E o drama não é apenas de quem está em um emprego. Quem procura por uma vaga também sente os efeitos do problema:

— Teve um moço que foi fazer uma entrevista de emprego. Quando perguntaram como ele viria, contou que era de trem. O patrão ficou meio assim, falou que ia entrar em contato e nunca mais ligou. É isso, todo mundo que pega trem não está aguentando mais — diz Kátia.

Na estação de Manguinhos, que integra o ramal Saracuruna, a luta é a mesma. A parada é um dos pontos anunciados pela PM como parte da Operação Estação Segura.

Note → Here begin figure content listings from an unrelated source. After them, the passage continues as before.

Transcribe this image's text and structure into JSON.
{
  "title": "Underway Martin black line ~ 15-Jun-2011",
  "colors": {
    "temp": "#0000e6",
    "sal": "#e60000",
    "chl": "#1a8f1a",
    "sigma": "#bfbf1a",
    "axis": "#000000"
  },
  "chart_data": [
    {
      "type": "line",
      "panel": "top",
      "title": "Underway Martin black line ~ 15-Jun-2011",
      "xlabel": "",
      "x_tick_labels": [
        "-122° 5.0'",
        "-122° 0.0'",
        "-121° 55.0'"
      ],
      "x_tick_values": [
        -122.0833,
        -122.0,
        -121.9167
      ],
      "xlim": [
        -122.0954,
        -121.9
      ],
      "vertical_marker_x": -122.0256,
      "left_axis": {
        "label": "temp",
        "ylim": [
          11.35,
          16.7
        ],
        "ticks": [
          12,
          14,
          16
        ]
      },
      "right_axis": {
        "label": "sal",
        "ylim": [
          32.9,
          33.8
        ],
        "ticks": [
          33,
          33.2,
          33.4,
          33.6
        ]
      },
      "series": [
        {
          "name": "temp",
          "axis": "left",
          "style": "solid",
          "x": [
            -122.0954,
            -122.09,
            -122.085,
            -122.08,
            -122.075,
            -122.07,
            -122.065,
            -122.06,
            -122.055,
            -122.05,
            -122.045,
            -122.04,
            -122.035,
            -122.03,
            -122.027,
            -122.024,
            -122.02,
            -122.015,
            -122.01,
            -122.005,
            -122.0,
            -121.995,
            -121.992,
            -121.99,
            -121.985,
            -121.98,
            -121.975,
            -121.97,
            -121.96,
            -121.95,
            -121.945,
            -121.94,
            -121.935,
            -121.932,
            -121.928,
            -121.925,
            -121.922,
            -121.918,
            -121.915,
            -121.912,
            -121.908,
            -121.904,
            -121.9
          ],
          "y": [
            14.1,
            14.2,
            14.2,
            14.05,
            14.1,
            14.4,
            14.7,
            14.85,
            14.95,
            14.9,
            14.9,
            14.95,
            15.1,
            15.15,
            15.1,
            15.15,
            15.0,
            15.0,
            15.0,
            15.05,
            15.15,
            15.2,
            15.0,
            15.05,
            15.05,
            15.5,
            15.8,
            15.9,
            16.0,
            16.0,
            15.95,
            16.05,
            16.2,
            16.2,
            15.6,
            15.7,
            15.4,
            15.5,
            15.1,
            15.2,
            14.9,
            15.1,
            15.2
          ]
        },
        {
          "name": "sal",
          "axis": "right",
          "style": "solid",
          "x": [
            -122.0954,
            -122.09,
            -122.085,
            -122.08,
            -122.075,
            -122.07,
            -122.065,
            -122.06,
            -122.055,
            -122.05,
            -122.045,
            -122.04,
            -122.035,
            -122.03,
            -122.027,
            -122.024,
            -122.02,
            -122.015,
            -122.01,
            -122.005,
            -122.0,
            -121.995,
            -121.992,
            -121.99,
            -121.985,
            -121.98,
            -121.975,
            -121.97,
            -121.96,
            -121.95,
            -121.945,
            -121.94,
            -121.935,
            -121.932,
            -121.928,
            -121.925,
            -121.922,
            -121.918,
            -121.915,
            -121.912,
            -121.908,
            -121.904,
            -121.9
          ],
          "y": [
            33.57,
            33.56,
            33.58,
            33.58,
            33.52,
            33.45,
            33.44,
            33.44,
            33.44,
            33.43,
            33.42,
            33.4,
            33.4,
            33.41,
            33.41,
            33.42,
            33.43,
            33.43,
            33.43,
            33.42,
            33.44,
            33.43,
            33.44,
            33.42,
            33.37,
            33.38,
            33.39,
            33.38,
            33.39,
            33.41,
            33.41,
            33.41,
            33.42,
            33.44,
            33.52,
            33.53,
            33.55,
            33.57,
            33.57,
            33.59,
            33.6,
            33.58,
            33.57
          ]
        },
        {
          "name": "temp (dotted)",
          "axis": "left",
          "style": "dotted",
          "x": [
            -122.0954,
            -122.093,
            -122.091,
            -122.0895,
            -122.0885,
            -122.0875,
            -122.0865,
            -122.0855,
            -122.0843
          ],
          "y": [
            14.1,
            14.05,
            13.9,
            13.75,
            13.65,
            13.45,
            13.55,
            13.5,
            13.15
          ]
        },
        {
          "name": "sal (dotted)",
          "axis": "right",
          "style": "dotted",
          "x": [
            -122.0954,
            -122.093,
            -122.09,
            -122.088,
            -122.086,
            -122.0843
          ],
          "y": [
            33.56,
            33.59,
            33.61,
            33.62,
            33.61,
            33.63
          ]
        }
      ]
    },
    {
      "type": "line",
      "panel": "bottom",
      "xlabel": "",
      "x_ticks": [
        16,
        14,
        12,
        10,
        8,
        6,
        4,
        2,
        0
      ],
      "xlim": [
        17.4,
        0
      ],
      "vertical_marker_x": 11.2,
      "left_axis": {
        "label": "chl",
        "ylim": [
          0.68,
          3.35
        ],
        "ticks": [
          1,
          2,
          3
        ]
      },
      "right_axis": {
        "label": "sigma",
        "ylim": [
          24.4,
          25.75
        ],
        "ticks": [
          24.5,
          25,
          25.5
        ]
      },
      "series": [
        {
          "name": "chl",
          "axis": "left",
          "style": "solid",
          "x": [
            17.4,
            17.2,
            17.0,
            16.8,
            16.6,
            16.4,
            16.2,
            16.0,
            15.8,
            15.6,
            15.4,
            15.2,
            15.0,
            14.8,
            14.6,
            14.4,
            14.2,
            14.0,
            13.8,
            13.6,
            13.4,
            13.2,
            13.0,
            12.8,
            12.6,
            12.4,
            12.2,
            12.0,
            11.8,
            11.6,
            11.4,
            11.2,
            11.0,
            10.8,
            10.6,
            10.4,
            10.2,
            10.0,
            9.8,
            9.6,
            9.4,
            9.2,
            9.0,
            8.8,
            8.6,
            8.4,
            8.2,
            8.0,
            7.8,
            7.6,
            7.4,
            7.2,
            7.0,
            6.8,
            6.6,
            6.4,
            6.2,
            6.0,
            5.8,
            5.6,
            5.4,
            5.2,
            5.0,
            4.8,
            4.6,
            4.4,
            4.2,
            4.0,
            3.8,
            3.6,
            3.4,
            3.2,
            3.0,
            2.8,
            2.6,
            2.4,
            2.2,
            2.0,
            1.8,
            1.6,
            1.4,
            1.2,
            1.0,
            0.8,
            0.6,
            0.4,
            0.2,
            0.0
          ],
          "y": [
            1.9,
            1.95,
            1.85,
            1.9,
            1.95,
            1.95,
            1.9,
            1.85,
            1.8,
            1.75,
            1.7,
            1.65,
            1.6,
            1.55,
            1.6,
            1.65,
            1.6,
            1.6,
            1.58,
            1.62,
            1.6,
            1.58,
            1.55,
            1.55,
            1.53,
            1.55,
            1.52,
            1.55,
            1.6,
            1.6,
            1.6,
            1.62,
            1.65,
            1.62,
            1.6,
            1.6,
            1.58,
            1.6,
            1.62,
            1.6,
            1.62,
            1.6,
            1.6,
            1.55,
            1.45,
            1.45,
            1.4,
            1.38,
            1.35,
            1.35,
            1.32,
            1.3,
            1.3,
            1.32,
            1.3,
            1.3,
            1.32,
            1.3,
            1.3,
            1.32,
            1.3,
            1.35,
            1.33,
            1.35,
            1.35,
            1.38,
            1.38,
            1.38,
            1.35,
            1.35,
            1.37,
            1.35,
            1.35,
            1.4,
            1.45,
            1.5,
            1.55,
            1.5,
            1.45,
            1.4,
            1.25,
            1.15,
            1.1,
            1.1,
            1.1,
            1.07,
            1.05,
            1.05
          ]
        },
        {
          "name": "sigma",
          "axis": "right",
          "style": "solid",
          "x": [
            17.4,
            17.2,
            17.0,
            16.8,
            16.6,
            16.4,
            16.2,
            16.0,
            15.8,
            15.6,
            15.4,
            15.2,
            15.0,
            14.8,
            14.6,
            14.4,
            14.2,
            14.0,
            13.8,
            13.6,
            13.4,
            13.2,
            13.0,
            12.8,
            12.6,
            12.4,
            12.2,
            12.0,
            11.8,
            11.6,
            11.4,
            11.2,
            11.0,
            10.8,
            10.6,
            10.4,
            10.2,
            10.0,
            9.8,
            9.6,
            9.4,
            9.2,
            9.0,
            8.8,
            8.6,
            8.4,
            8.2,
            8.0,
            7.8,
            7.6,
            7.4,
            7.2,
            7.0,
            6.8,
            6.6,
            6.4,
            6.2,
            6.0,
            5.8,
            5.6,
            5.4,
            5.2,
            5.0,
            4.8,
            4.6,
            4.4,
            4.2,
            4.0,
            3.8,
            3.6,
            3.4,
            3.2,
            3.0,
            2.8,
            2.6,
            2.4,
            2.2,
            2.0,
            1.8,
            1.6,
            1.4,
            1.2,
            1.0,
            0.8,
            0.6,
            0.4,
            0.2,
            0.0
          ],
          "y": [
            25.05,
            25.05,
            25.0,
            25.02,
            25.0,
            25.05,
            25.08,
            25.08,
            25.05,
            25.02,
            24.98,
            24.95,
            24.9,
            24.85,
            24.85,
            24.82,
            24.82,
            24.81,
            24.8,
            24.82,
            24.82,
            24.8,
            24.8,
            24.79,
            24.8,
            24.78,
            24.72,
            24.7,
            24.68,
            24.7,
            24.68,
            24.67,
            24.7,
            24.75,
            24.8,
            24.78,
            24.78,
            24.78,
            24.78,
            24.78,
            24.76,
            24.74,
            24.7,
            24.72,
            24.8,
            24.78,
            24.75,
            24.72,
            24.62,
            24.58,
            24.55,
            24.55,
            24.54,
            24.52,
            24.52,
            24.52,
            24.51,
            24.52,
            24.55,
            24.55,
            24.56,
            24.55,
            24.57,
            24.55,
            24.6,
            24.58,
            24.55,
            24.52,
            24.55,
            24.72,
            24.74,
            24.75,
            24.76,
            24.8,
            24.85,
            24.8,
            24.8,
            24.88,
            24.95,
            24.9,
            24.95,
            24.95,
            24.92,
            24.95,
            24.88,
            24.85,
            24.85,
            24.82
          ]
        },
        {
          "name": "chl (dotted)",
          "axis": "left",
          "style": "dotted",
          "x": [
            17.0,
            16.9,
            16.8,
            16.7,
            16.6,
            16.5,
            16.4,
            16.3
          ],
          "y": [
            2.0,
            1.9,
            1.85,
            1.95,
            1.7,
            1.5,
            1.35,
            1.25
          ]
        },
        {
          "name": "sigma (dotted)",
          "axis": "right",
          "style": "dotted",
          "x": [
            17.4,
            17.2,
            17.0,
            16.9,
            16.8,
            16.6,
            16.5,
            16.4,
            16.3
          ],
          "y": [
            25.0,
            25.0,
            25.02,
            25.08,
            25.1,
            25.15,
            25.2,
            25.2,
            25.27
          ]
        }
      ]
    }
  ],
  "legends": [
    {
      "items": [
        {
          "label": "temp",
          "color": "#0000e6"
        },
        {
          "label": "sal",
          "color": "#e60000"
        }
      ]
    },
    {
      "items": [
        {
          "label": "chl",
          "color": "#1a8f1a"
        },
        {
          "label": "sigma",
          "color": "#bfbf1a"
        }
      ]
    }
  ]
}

Era cerca de 9h quando a jovem Cristina Oliveira, de 22 anos, que mora na comunidade do Mandela e trabalha na região da Uruguaiana, aguardava um trem para chegar ao bairro da Penha, onde precisava resolver algumas pendências antes de ir para o trabalho.

— Eu chego aqui às 8h. Geralmente pego o trem em direção à Central, para ir até o Maracanã, mas tem dia que ele passa 8h25. Passou um trem agora indo para Saracuruna, Gramacho, mas foi direto, não abriu as portas — conta Cristina.

Na última segunda-feira, segundo Cristina, os passageiros chegaram à estação e encontraram portões fechados. Um funcionário da SuperVia avisou que a estação não tinha previsão de abertura. A alternativa dela e de outros usuários foi caminhar por 25 minutos até a estação de metrô do bairro Maria da Graça. Ainda assim, a jovem chegou mais um dia atrasada na clínica em que trabalha. Ela diz que já “perdeu as contas” dos atrasos.

No entanto, a moradora de Manguinhos Tayla Cristina, de 22 anos, não pode contar com a mesma opção. Ela e Cristina trabalham na mesma rede de clínicas, mas a unidade de Tayla fica na Penha, e, para ela, o metrô não é uma alternativa viável. Quando não consegue ir de trem, precisa ir até o Jacaré tentar pegar um ônibus. Segundo ela, o transtorno é maior porque as ocorrências nunca são previstas.

— Em vez de avisar um dia antes que o trem vai parar, eles avisam no dia. A gente chega aqui e está tudo fechado, e patrão nem sempre entende, pode até dar uma advertência — diz Tayla.

Há, também, quem tenha se cansado de insistir. É o caso da operadora Janaína Sousa, de 31 anos. Ela mora em Anchieta e desistiu de usar os trens do ramal Japeri para chegar ao trabalho, no Centro do Rio. Apesar de morar mais próximo da estação de trem, ela resolveu apostar no metrô. Mesmo precisando pegar um ônibus para chegar à Pavuna, ela diz que chega mais rápido.

— Eu deixava o trem passar porque vinha lotado demais, aí ficava esperando, às vezes me atrasava um pouco, e o metrô é mais rápido. Agora só pego o metrô. É bem melhor.